NCJ Number
246455
Journal
Journal of Youth and Adolescence Volume: 43 Issue: 4 Dated: April 2014 Pages: 554-567
Date Published
April 2014
Length
14 pages
Annotation
The current study examined two important factors related to youth's development and well-being: parent-child attachment and negative body image.
Abstract
Youth are faced with many stressful interpersonal, contextual, and identify development related challenges that contribute to the increased risk of negative outcomes during adolescence. The current study examined two important factors related to youth's development and well-being: parent-child attachment and negative body image. Specifically, the current study examined body image as one mechanism responsible for the effect that mother and father attachment has on internalizing symptoms in a sample of low-income, ethnic minority youth. Additionally, differences across gender and ethnic/racial groups were examined. Participants included 140 (71 percent female) ages 10-16 at baseline recruited from urban public schools in Chicago with high percentages of low-income students. The current sample was ethnically diverse (41 percent African-American, 30 percent Latino, 16 percent European American, 6 percent Biracial, 6 percent Asian, and 1 percent other). Participants completed measures of their relationships with their mothers and fathers, negative body image, and internalizing symptoms across two periods of time separated by approximately 1 year. Results showed that body image mediated the relation between both mother and father attachment and internalizing symptoms. These results were further moderated by race/ethnicity, but not by sex.
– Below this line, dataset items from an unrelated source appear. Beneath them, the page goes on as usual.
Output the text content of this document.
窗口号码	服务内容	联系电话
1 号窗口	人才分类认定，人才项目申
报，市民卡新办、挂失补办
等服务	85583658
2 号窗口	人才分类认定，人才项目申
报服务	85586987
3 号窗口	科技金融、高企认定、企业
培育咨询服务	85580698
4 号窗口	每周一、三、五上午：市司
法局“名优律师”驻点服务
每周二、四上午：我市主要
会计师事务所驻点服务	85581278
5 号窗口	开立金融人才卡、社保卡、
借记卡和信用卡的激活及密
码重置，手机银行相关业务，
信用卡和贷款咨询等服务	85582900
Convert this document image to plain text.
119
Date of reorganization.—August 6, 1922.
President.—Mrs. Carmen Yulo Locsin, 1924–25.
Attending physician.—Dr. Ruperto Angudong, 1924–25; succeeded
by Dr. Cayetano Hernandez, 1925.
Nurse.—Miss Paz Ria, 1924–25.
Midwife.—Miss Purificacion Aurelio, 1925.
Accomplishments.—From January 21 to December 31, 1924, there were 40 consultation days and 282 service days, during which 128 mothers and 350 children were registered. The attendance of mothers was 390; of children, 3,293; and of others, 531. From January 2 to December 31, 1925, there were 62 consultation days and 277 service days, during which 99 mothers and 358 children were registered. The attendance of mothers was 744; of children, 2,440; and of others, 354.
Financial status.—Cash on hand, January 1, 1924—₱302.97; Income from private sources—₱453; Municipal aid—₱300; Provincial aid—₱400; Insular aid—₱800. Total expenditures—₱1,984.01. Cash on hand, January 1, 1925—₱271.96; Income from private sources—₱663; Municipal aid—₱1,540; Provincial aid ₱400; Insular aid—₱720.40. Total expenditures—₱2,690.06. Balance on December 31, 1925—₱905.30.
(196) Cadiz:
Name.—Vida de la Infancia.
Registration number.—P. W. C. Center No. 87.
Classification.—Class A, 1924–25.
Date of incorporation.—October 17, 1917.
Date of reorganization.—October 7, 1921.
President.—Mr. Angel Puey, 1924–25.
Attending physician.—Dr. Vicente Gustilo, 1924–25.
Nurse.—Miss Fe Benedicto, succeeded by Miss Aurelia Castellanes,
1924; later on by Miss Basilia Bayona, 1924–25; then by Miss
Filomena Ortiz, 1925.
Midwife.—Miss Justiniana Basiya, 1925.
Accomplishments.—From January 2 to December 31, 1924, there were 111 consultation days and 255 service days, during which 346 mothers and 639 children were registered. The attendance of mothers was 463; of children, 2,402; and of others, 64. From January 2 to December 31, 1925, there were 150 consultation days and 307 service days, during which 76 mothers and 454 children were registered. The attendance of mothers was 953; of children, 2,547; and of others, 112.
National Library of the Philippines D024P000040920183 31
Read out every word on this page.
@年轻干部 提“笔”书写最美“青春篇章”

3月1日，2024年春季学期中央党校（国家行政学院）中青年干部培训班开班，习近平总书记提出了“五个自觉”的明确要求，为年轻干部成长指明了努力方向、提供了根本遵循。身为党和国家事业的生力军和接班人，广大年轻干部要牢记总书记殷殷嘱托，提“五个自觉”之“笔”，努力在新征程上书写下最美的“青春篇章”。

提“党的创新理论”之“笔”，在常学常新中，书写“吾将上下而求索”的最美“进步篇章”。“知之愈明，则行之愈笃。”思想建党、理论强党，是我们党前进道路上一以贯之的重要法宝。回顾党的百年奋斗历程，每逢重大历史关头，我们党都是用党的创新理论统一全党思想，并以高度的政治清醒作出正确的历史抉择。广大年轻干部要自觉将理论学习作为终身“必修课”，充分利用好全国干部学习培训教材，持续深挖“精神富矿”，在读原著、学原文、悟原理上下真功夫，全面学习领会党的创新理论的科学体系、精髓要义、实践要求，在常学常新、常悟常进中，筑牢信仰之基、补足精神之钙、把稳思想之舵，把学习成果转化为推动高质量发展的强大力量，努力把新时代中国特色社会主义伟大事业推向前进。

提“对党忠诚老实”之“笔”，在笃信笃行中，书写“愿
For African-American participants, mother attachment was related to internalizing symptoms through negative body image while for Latinos, paternal attachment was related to internalizing symptoms through negative body image. Although maternal attachment had direct effects on internalizing symptoms for Latinos, negative body image did not mediate this relationship. These results support an integrative model in which interpersonal risk lays the foundation for the development of cognitive risk, which in turn leads to internalizing symptoms for urban youth. Abstract published by arrangement with Springer.